Halvard Solnesz is een man, geboren met eene mogelijkheid om absoluut groot, absoluut heerscher te worden. Twee eigenschappen zijn hiertoe noodig: macht en moed. De macht heeft hij: in enkele groote en tal van kleine, geheimzinnige trekken wordt zij in hem geteekend. Zijn bouwtalent in de eerste plaats is een deel van die macht; het maakt hem beroemd. Er is nog meer: hij werpt al zijne mededingers omver en loopt over hen heen naar zijn eigen succes; hij onderwerpt alle menschen, met wie hij in aanraking komt: mannen durven hun eigen oordeel tegenover het zijne niet meer vertrouwen, zij kruipen voor hem met haat in het hart, vrouwen aanbidden hem en zijn zijne willooze werktuigen. Macht over de omstandigheden heeft hij zelfs: een innige, heftige wensch van hem is nooit onvervuld gebleven.

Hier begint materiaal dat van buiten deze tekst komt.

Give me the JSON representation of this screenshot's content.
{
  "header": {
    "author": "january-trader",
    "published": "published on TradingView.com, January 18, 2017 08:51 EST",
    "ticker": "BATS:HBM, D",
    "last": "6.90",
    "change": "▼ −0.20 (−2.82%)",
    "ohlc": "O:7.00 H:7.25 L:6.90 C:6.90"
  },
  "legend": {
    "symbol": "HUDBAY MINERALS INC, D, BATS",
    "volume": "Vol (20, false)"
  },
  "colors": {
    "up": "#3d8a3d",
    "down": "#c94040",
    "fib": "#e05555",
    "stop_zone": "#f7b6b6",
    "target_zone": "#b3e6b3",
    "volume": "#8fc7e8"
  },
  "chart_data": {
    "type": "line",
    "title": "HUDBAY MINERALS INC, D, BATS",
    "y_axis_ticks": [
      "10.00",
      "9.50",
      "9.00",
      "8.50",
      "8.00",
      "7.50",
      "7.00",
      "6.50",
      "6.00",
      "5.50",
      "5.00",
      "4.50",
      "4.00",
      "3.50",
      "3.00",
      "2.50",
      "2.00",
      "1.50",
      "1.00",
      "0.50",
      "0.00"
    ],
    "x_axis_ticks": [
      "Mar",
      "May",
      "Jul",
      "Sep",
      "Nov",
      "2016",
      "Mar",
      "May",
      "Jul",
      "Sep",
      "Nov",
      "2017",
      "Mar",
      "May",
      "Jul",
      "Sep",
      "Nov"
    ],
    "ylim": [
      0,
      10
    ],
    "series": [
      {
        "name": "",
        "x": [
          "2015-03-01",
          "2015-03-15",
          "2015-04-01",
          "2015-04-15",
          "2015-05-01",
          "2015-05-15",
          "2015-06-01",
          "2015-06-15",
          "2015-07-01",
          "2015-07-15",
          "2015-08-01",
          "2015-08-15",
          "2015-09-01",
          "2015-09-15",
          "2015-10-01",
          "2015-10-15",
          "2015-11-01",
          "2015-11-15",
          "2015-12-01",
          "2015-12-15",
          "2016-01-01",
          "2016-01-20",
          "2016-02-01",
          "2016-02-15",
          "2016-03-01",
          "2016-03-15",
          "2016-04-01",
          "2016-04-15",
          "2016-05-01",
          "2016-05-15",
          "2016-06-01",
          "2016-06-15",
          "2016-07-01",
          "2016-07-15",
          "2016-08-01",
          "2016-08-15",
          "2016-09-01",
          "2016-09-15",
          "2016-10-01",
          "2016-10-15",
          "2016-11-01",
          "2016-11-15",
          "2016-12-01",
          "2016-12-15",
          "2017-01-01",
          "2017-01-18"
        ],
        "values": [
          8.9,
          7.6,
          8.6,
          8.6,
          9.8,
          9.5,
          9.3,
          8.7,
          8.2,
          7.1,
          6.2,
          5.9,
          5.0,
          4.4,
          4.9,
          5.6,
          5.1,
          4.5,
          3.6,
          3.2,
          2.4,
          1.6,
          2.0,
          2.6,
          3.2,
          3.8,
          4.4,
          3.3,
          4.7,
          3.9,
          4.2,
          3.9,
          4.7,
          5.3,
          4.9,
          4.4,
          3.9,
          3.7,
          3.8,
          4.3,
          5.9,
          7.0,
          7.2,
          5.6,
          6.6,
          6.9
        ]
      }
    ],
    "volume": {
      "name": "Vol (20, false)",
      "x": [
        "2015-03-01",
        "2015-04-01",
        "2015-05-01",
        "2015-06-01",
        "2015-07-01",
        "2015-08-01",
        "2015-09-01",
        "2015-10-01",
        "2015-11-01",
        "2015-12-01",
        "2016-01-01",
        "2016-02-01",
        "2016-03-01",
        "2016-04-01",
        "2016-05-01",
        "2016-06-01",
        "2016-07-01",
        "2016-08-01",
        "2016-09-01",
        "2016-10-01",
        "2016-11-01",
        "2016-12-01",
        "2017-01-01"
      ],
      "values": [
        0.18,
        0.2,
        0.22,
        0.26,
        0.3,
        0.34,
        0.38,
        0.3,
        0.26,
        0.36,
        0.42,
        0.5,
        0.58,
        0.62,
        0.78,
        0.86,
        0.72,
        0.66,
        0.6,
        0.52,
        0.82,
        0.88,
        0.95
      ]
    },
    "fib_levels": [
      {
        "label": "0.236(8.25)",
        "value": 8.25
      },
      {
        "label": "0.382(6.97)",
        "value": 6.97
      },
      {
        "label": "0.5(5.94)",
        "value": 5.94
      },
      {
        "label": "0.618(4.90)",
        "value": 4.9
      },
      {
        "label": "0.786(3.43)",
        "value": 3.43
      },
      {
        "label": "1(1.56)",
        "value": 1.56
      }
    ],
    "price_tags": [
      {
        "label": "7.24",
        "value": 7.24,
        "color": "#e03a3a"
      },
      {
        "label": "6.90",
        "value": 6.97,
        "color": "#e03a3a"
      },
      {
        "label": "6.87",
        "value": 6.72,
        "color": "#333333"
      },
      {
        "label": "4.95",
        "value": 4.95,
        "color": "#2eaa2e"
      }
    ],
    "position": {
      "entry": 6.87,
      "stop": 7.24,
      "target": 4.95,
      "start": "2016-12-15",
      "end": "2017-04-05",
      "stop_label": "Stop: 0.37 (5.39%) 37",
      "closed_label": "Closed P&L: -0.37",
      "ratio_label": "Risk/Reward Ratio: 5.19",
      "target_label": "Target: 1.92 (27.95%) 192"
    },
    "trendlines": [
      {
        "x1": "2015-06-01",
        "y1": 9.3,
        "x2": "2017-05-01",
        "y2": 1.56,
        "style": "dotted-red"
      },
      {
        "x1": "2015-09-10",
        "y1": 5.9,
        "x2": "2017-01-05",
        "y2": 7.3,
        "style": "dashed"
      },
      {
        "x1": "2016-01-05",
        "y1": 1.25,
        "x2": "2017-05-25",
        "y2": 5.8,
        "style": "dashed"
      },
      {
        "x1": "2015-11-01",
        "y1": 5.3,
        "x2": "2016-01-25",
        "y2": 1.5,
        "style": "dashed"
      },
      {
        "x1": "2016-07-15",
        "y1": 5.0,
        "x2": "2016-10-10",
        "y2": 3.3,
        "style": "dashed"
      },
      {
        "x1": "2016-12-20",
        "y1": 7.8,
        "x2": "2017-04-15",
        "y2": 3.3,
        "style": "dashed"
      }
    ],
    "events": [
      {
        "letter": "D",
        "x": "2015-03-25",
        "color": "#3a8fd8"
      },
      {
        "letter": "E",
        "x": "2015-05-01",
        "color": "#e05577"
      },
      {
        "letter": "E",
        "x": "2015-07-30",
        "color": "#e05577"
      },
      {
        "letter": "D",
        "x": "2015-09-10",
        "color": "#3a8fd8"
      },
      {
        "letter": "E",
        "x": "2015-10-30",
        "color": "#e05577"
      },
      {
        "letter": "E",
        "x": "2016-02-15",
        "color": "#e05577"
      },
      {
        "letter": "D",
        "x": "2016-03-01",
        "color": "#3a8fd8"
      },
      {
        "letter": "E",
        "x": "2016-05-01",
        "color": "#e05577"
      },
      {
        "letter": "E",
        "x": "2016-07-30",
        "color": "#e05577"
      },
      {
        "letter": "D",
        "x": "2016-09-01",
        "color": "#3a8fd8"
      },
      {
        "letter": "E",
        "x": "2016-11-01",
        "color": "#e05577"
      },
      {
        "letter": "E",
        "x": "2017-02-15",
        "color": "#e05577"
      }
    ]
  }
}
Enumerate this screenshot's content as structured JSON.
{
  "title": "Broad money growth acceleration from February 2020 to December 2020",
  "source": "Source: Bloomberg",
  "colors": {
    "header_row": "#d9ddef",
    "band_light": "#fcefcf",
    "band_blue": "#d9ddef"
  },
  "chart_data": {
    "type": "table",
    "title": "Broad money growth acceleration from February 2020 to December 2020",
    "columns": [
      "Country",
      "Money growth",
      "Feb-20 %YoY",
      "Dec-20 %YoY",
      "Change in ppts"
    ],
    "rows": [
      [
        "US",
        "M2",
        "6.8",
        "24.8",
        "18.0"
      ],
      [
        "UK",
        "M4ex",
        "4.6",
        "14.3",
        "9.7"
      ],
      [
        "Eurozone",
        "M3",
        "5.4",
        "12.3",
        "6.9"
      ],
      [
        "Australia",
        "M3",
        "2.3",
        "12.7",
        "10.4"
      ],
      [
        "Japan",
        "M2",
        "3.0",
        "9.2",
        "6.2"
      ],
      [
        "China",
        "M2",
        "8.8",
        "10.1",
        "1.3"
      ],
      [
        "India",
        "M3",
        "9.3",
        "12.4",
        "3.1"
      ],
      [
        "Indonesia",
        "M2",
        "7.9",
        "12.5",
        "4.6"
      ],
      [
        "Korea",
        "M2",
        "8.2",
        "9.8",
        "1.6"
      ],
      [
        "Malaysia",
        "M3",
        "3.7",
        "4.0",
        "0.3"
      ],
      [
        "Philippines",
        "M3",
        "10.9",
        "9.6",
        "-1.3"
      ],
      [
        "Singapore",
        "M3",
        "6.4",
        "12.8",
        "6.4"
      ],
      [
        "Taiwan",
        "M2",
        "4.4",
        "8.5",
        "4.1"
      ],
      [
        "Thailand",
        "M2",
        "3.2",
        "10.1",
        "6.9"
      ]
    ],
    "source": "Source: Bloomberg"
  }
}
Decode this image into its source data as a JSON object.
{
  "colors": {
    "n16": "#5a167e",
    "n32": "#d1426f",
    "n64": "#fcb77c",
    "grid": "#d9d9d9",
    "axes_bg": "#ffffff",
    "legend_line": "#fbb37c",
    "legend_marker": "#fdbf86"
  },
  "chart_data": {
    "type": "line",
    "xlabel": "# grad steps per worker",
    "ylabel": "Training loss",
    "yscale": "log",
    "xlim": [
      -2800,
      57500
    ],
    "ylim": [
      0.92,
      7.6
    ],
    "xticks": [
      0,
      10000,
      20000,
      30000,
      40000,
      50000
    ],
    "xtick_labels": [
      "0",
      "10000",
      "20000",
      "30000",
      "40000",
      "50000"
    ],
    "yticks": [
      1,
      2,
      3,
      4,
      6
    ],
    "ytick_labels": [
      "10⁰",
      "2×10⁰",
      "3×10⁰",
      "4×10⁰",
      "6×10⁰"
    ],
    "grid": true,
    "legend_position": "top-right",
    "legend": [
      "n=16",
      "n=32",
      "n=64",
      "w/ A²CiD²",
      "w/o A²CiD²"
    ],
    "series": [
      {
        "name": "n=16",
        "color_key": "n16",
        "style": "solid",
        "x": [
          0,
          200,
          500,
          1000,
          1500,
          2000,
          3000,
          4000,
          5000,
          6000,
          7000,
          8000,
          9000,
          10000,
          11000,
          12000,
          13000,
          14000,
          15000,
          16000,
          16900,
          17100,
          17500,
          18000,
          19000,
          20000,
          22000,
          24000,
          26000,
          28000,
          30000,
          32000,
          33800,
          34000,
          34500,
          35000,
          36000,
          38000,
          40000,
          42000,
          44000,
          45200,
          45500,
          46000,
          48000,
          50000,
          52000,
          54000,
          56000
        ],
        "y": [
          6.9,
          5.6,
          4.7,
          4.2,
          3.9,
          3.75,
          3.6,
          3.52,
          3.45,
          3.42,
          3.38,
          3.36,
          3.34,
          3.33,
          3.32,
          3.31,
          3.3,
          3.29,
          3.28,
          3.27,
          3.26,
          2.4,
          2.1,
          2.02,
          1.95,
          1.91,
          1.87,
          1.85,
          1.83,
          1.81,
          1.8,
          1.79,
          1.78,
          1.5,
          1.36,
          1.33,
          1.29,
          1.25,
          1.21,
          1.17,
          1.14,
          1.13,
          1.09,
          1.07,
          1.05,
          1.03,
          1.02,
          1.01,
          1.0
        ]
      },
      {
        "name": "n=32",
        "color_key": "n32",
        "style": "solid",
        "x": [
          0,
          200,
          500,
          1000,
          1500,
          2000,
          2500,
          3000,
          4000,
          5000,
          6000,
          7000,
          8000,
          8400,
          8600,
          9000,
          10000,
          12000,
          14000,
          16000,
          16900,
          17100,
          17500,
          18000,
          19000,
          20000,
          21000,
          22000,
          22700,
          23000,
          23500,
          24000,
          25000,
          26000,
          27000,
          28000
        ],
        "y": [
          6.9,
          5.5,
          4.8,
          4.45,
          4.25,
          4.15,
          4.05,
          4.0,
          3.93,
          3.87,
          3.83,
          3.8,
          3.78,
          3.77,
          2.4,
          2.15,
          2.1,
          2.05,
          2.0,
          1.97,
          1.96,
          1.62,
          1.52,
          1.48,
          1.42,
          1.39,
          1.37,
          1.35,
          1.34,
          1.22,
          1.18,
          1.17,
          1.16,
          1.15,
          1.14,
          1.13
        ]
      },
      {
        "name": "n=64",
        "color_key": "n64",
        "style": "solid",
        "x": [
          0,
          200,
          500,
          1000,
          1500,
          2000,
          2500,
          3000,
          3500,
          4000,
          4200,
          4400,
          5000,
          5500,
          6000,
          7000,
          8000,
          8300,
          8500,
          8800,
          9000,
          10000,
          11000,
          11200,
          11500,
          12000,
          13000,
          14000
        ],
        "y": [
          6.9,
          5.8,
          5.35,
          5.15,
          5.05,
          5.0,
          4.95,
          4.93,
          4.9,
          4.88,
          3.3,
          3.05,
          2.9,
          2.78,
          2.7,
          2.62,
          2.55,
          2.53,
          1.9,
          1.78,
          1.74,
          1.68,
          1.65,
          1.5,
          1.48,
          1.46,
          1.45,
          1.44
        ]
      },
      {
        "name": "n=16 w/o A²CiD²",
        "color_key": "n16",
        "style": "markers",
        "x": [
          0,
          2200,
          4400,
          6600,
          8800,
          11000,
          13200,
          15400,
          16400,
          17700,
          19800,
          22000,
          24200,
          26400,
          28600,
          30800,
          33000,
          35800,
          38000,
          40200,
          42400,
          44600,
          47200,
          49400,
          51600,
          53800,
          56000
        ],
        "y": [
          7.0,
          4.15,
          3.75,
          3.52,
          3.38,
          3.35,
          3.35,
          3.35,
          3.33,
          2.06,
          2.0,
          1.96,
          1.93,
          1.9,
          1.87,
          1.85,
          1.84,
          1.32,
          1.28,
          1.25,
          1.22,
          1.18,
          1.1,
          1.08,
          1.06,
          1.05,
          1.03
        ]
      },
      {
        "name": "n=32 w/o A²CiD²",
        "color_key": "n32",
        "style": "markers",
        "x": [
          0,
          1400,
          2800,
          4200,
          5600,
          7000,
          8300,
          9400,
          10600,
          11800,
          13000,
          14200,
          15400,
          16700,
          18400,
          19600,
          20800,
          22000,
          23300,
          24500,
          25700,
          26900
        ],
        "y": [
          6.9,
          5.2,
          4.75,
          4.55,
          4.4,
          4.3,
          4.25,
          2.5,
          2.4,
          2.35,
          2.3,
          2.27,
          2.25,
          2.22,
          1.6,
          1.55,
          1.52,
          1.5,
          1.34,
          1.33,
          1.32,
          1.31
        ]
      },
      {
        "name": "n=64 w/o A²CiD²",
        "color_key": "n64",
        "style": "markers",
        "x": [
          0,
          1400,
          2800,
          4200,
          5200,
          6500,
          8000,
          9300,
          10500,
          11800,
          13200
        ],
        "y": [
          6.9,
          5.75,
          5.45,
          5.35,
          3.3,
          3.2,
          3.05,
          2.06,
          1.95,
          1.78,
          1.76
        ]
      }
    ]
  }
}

Maar heeft hij ook den moed? Neen; hij is geboren met een teeder, overgevoelig hart; en onder den invloed van eene conventioneele, dom-godsdienstige opvoeding, later ook van het samenleven met eene aan plichten en doode herinneringen vastgeketende vrouw, wordt zijne overgevoeligheid - een angstig, boos geweten. Hij heeft niet den moed te gelooven, dat het zijn recht is zijne macht te gebruiken; maar, omdat zijne macht, - het positieve in hem, - de sterkste is, baant zij zich een eigen weg, ondanks hem zelf en laat hem met het gevoel staan, dat er een duivel in hem leeft, die duivels in zijn' dienst heeft om tot zijn doel te geraken. Want met sidderende verbazing ziet hij, dat alles, wat de machtduivel onderneemt, - ook slaagt. De moed was wat
| |
| |
hij noodig had om het machtsgebruik, ook al ging het met vernieling van menschen en dingen hand in hand, vrij en gelukkig te kunnen dragen. Nu die moed er niet is, is hij bang voor zijn eigen macht, hij is er zich pijnlijk van bewust, als van iets vreemds, dat in hem is gevaren; - en ieder pijnlijke bewustzijn van iets in ons voert tot zielsangst. Alles wat zijne macht verpletterd heeft grijnst hem aan als misdrijf op misdrijf, als schuld op schuld, waarvoor hem vergelding wacht.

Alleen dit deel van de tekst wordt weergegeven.